For Potter, amputation is a much more nuanced procedure than is widely believed, and he doesn’t mince words about its importance in orthopedic care: “Amputations are viewed as treatment failures at most hospitals, from regional trauma centers to academic juggernauts, because too many surgeons consider amputation to be a barbaric procedure,” he said. “But patients have many reasons for choosing amputation and, as surgeons, we can make a huge difference in someone's life with amputation, dramatically improving function, restoring quality of life, and relieving pain.”

Of course, Potter is no stranger to bionics, what he calls the “sexy” side of orthopedics, either.

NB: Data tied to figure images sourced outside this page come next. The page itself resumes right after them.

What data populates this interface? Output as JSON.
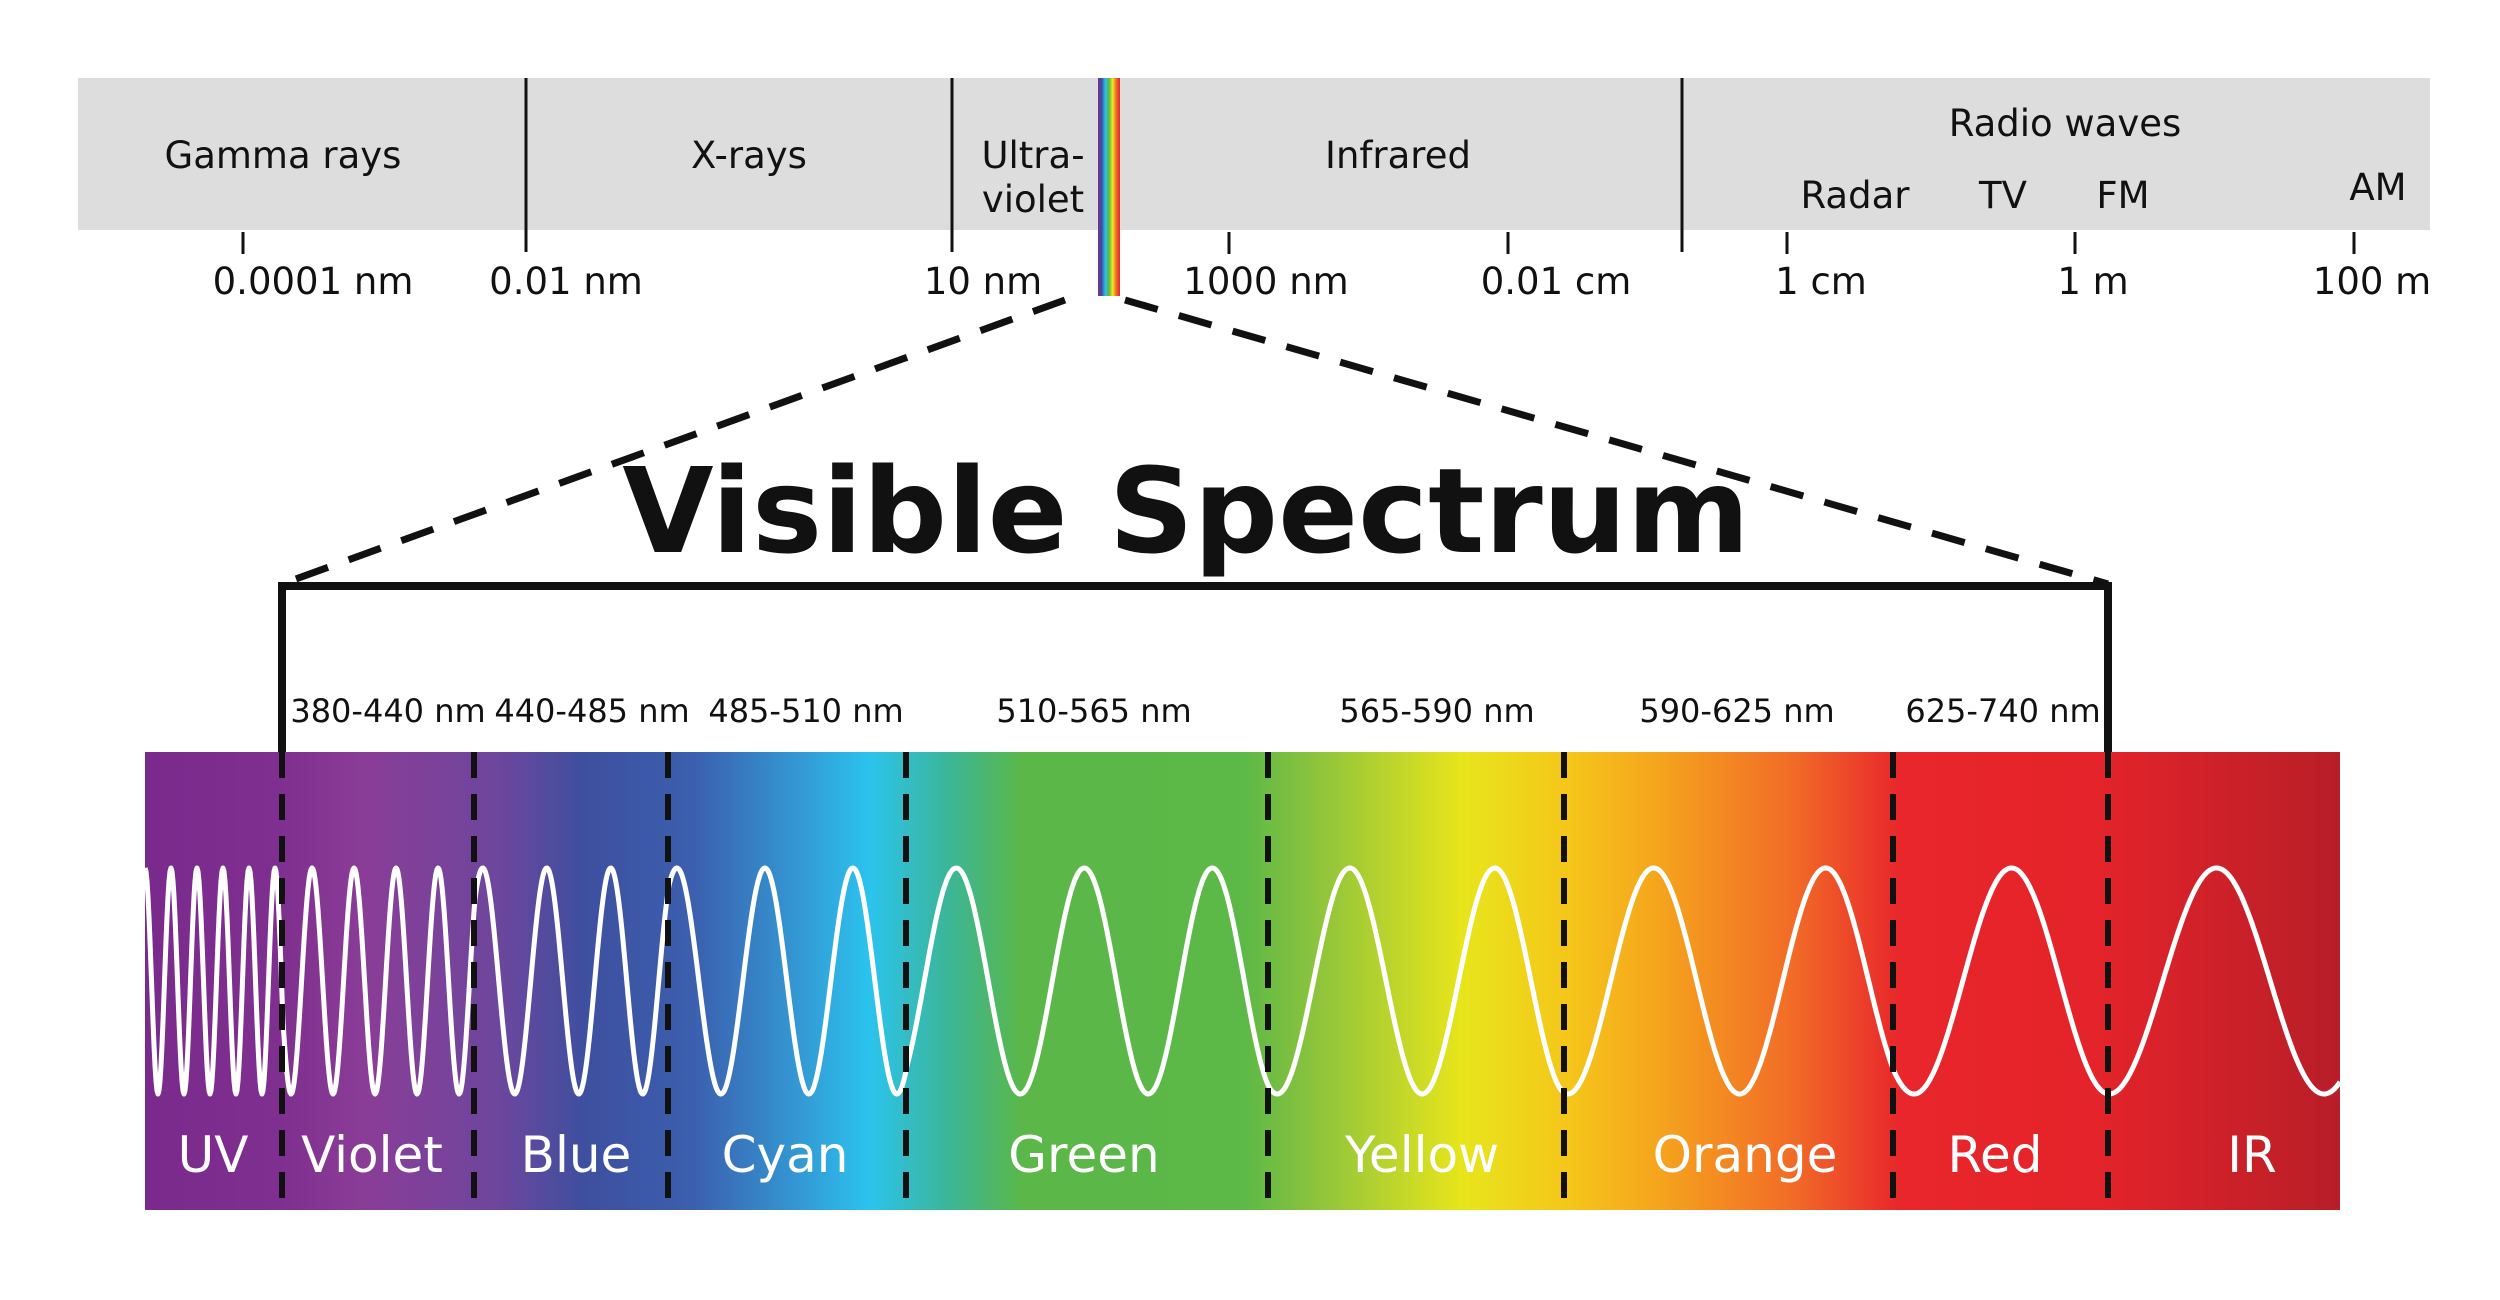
{
  "title": "Visible Spectrum",
  "em_bands": [
    "Gamma rays",
    "X-rays",
    "Ultra-\nviolet",
    "Infrared",
    "Radio waves"
  ],
  "radio_subbands": [
    "Radar",
    "TV",
    "FM",
    "AM"
  ],
  "scale_labels": [
    "0.0001 nm",
    "0.01 nm",
    "10 nm",
    "1000 nm",
    "0.01 cm",
    "1 cm",
    "1 m",
    "100 m"
  ],
  "visible_ranges": [
    "380-440 nm",
    "440-485 nm",
    "485-510 nm",
    "510-565 nm",
    "565-590 nm",
    "590-625 nm",
    "625-740 nm"
  ],
  "color_bands": [
    "UV",
    "Violet",
    "Blue",
    "Cyan",
    "Green",
    "Yellow",
    "Orange",
    "Red",
    "IR"
  ],
  "colors": {
    "em_bar": "#dddddd",
    "violet": "#7b2d8e",
    "blue": "#3b4fa0",
    "cyan": "#2bc0ea",
    "green": "#5ab748",
    "yellow": "#ece81c",
    "orange": "#f26a26",
    "red": "#e4232a",
    "ir": "#b71e26"
  }
}
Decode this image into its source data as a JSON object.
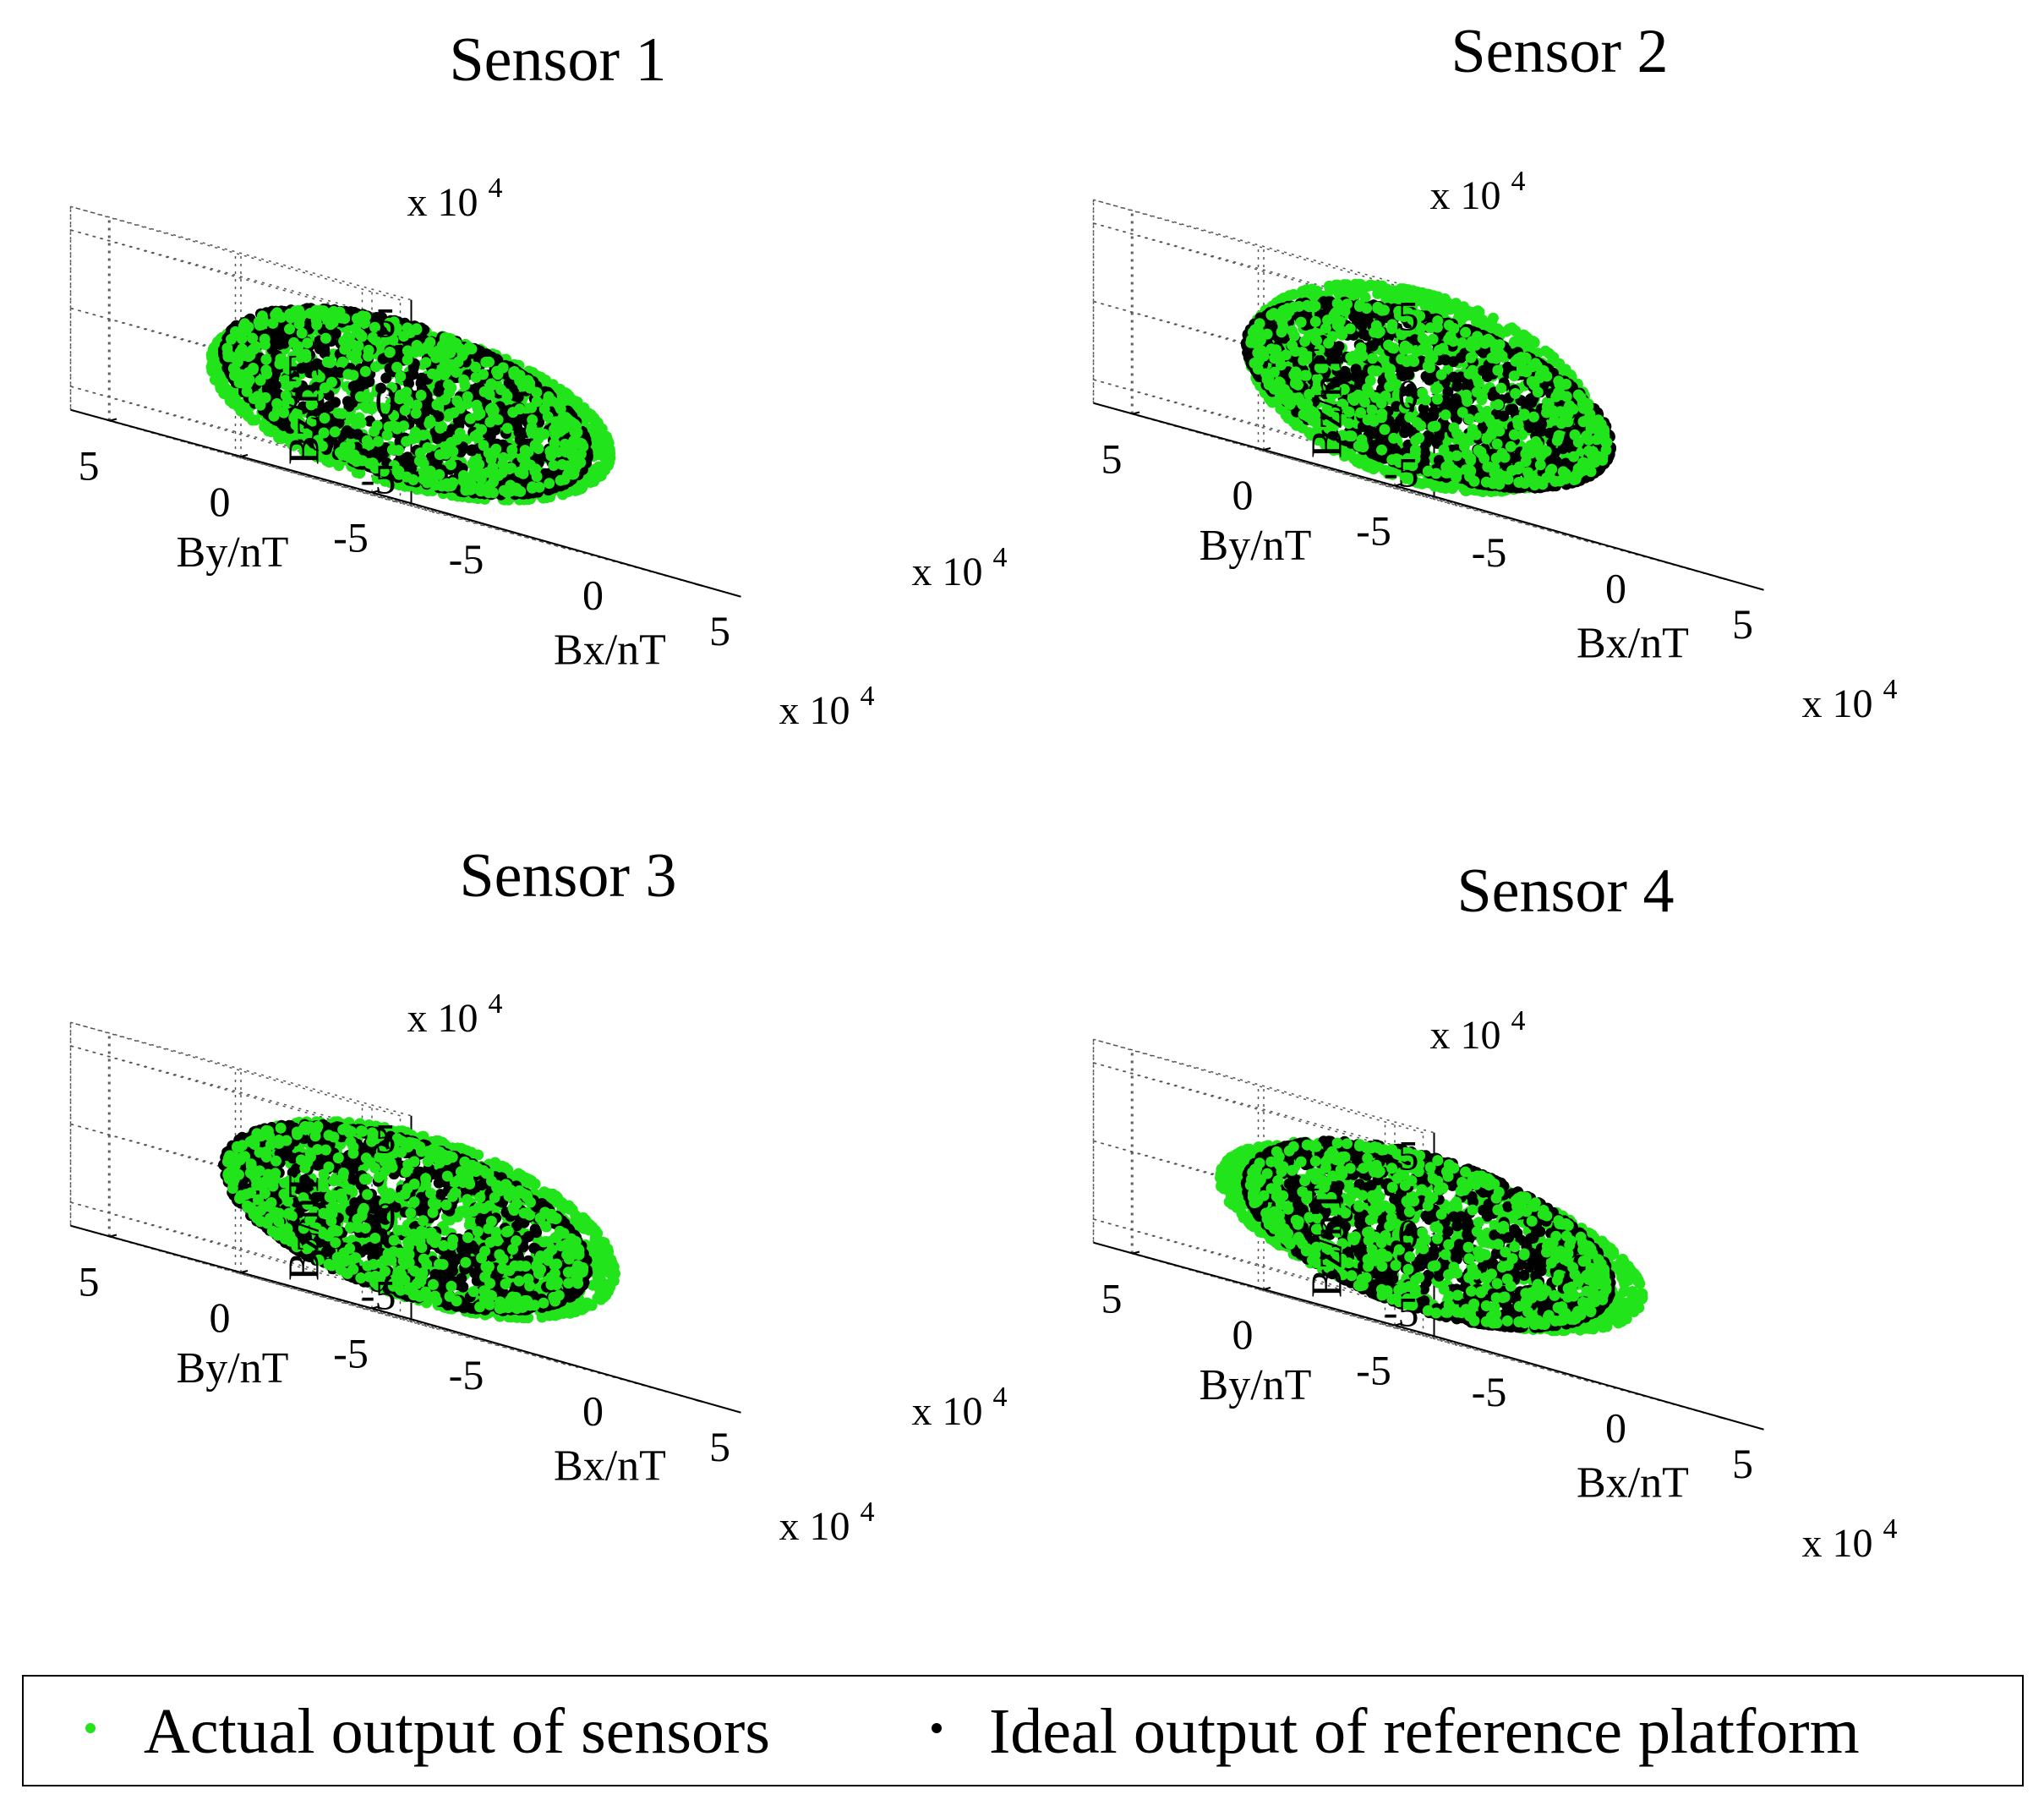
{
  "colors": {
    "actual": "#22e41a",
    "ideal": "#000000"
  },
  "chart_data": [
    {
      "type": "scatter",
      "title": "Sensor 1",
      "xlabel": "Bx/nT",
      "ylabel": "By/nT",
      "zlabel": "Bz/nT",
      "exponent_label": "x 10",
      "exponent_power": "4",
      "xlim": [
        -5,
        5
      ],
      "ylim": [
        -5,
        5
      ],
      "zlim": [
        -5,
        5
      ],
      "x_ticks": [
        "-5",
        "0",
        "5"
      ],
      "y_ticks": [
        "-5",
        "0",
        "5"
      ],
      "z_ticks": [
        "-5",
        "0",
        "5"
      ],
      "grid": true,
      "series": [
        {
          "name": "Actual output of sensors",
          "shape": "ellipsoid",
          "radii": [
            6.0,
            5.2,
            4.9
          ],
          "center": [
            0.6,
            0.4,
            -0.3
          ],
          "tilt_deg": 28
        },
        {
          "name": "Ideal output of reference platform",
          "shape": "sphere",
          "radius": 5.0,
          "center": [
            0,
            0,
            0
          ]
        }
      ]
    },
    {
      "type": "scatter",
      "title": "Sensor 2",
      "xlabel": "Bx/nT",
      "ylabel": "By/nT",
      "zlabel": "Bz/nT",
      "exponent_label": "x 10",
      "exponent_power": "4",
      "xlim": [
        -5,
        5
      ],
      "ylim": [
        -5,
        5
      ],
      "zlim": [
        -5,
        5
      ],
      "x_ticks": [
        "-5",
        "0",
        "5"
      ],
      "y_ticks": [
        "-5",
        "0",
        "5"
      ],
      "z_ticks": [
        "-5",
        "0",
        "5"
      ],
      "grid": true,
      "series": [
        {
          "name": "Actual output of sensors",
          "shape": "ellipsoid",
          "radii": [
            4.6,
            4.8,
            6.2
          ],
          "center": [
            -0.2,
            0.1,
            0.3
          ],
          "tilt_deg": -12
        },
        {
          "name": "Ideal output of reference platform",
          "shape": "sphere",
          "radius": 5.0,
          "center": [
            0,
            0,
            0
          ]
        }
      ]
    },
    {
      "type": "scatter",
      "title": "Sensor 3",
      "xlabel": "Bx/nT",
      "ylabel": "By/nT",
      "zlabel": "Bz/nT",
      "exponent_label": "x 10",
      "exponent_power": "4",
      "xlim": [
        -5,
        5
      ],
      "ylim": [
        -5,
        5
      ],
      "zlim": [
        -5,
        5
      ],
      "x_ticks": [
        "-5",
        "0",
        "5"
      ],
      "y_ticks": [
        "-5",
        "0",
        "5"
      ],
      "z_ticks": [
        "-5",
        "0",
        "5"
      ],
      "grid": true,
      "series": [
        {
          "name": "Actual output of sensors",
          "shape": "ellipsoid",
          "radii": [
            5.4,
            5.1,
            5.3
          ],
          "center": [
            0.4,
            -0.3,
            0.2
          ],
          "tilt_deg": 10
        },
        {
          "name": "Ideal output of reference platform",
          "shape": "sphere",
          "radius": 5.0,
          "center": [
            0,
            0,
            0
          ]
        }
      ]
    },
    {
      "type": "scatter",
      "title": "Sensor 4",
      "xlabel": "Bx/nT",
      "ylabel": "By/nT",
      "zlabel": "Bz/nT",
      "exponent_label": "x 10",
      "exponent_power": "4",
      "xlim": [
        -5,
        5
      ],
      "ylim": [
        -5,
        5
      ],
      "zlim": [
        -5,
        5
      ],
      "x_ticks": [
        "-5",
        "0",
        "5"
      ],
      "y_ticks": [
        "-5",
        "0",
        "5"
      ],
      "z_ticks": [
        "-5",
        "0",
        "5"
      ],
      "grid": true,
      "series": [
        {
          "name": "Actual output of sensors",
          "shape": "ellipsoid",
          "radii": [
            6.0,
            5.6,
            4.7
          ],
          "center": [
            0.1,
            0.0,
            -0.1
          ],
          "tilt_deg": 0
        },
        {
          "name": "Ideal output of reference platform",
          "shape": "sphere",
          "radius": 5.0,
          "center": [
            0,
            0,
            0
          ]
        }
      ]
    }
  ],
  "legend": {
    "placement": "bottom",
    "items": [
      {
        "label": "Actual output of sensors",
        "color": "#22e41a"
      },
      {
        "label": "Ideal output of reference platform",
        "color": "#000000"
      }
    ]
  }
}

He is a world-renowned expert in osseointegration, the direct skeletal attachment of a prosthesis to a residual limb and targeted reinnervation procedures, and other state-of-the-art surgeries.

What’s ahead at Penn Orthopaedics

Potter describes his vision for the Department of Orthopaedics as a blend of preserving traditional strengths and expanding and innovating in key areas. “We will grow our clinical department to expand focused, subspecialty excellence and our quality programs—if we can’t measure something, we can’t improve it—to both highlight and strengthen our great outcomes,” he said.

But his most cherished plan involves the work that has engaged him for his entire career: all aspects of limb reconstruction. “I think we can make Penn the best in the country in this arena, whatever a patient’s needs are,” he said. “I want patients to think of us for definitive reconstruction, whether that’s from devastating limb trauma, peripheral vascular disease, lymphedema after breast cancer, sarcoma in an extremity, or challenges following either limb salvage or amputation done at another institution.”

Potter likens his new role leading the department to being a good auto mechanic. “You’ve got to get in there and look under the hood to tinker around with it,” he said. “You can't make a car run better from across the parking lot or just by putting some new shiny hubcaps on it.”

Potter believes most of the necessary resources are already in place and thriving at Penn, including the Hand Transplant Program, the Nerve Center, the Orthopaedic Trauma and Fracture Program, the Orthoplastic Limb Salvage Center, and the Sarcoma Program. “The Venn diagram of all these amazing programs and centers overlaps a bit, but I see a gap in the middle [of the diagram] for limb loss,” he said. “I think the time is right to bring all these areas together with excellent clinical care and research.”

Leaving the military after a lifetime of service is another detour that has had its challenges, Potter says. “One of the best things about being in the military was the shared sense of purpose and being part of something bigger than yourself,” he explained. “I knew I could never go to a civilian job where I felt like just a cog in a machine. But Penn Medicine offers a sense of being a team and a family, too, and I value that immensely.”